I told her it didn't seem mysterious to me. The public is moving away from highly-processed empty carbs. Furthermore, while breakfast cereal has had a long run (most of the famous brands launched prior to 1955), it seems a bit of an anachronism these days.
The reporter asked what I eat for breakfast, and I replied:
Oatmeal, egg-white omelets, and granola-and-yogurt. Cereal-wise: Nature's Path Heritage Bites, Kashi Indigo Morning or Honey Sunshine with high quality milk. I used to really love Corn Flakes, but Kellogg's downgraded flavor/quality years ago. Trader Joe's version was better for a while but eventually they downgraded, too. There's a puzzling (and tremendously counter-intuitive) tendency for quality to decline in the face of a category's declining popularity.That last part (which won't possibly make it into the final article) is of great interest to me. I'm pointing out a vicious circle seen in many sorts of undertakings. Quality tends to plummet the moment interest starts to fade. For example, precious few restaurants maintain standards as they conclude they're not catching on. Right at the point when they most need to show their best side, they present their worst (I can't count the number of times I've been treated brusquely in completely empty restaurants). Similarly, newspapers have seemed more poorly-written and edited - generally off their game - ever since that sector's future came into doubt. And most couples split up not from discord, but from the sourness which arises the moment malaise is detected in ones partner.

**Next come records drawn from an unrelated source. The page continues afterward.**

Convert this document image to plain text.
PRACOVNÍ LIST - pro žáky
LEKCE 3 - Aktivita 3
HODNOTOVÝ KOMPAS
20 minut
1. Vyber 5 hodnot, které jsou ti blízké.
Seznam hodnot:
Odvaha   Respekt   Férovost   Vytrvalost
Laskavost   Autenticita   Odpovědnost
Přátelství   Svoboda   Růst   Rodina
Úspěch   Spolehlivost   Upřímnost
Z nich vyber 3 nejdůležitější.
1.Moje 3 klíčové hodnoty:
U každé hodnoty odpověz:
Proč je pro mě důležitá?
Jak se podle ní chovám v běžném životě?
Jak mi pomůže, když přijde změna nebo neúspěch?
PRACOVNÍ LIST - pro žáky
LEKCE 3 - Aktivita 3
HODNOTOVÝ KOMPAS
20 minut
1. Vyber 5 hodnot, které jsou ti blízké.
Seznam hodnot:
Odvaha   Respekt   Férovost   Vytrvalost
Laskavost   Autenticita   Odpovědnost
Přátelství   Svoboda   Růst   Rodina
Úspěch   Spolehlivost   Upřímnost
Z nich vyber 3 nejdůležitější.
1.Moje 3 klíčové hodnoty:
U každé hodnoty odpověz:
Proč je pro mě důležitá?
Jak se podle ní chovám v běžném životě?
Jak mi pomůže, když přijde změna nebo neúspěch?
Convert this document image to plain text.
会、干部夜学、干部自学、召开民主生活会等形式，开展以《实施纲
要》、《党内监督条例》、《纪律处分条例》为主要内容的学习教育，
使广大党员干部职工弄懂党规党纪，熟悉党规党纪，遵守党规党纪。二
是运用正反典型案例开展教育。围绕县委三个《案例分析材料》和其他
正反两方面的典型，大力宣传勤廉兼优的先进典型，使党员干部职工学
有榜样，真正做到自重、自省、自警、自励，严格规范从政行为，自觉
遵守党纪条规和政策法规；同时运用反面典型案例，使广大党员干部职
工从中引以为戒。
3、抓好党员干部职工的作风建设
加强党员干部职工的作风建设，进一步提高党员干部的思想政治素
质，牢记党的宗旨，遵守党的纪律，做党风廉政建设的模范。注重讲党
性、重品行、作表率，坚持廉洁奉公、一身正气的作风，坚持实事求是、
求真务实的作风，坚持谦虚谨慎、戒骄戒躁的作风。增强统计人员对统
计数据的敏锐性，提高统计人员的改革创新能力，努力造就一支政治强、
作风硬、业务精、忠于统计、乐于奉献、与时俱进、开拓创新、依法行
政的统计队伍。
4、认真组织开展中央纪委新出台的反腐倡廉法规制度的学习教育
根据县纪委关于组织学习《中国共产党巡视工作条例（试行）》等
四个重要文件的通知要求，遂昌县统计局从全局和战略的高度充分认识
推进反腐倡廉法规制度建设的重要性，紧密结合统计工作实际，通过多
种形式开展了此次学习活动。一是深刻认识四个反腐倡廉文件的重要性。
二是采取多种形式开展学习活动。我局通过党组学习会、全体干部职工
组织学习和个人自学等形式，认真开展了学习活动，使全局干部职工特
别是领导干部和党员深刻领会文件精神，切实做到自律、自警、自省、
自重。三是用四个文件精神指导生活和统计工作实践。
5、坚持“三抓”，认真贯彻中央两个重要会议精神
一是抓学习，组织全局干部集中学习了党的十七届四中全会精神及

I wrote about this effect last year; how at the very moment when we most need to double down and persuasively prove our value, we (and our institutions) tend to go the exact other way. We are, alas, not a species predisposed to rise to occasions.
Consider this classic line from Albert Brook's character in Broadcast News:
"Wouldn't it be great if we lived in a world where insecurity and desperation made us more attractive?"I'll re-quote per that last link from the chronicle I wrote for Slate about the noble, inspiring final weekend at Bo, the lamented Queens Korean restaurant, a sharp counterexample which deeply moved me:
...the place never caught on, though it wasn't for lack of effort by Maria, her intensely loyal cadre of fans, and New York's food writers, whose rave reviews plastered Bo's walls and windows. Sometimes when I'd drop by, Maria would tell me I was her first customer in days. It was heartbreaking, but, amazingly, she never slackened. On the contrary: As the situation grew more and more desperate (the waitress, unable to live on 15 percent of nothing, went back to Korea months ago, leaving Maria no choice but to wait and bus tables herself), she responded by determinedly making everything even better. Nearly every meal I'd eaten at Bo was superior to the preceding one. She was daring the world to eat elsewhere; creating food that might, via the sheer magnetic pull of its almost diabolical goodness, lure customers off the streets. Yet only a trickle of business was ever conjured up.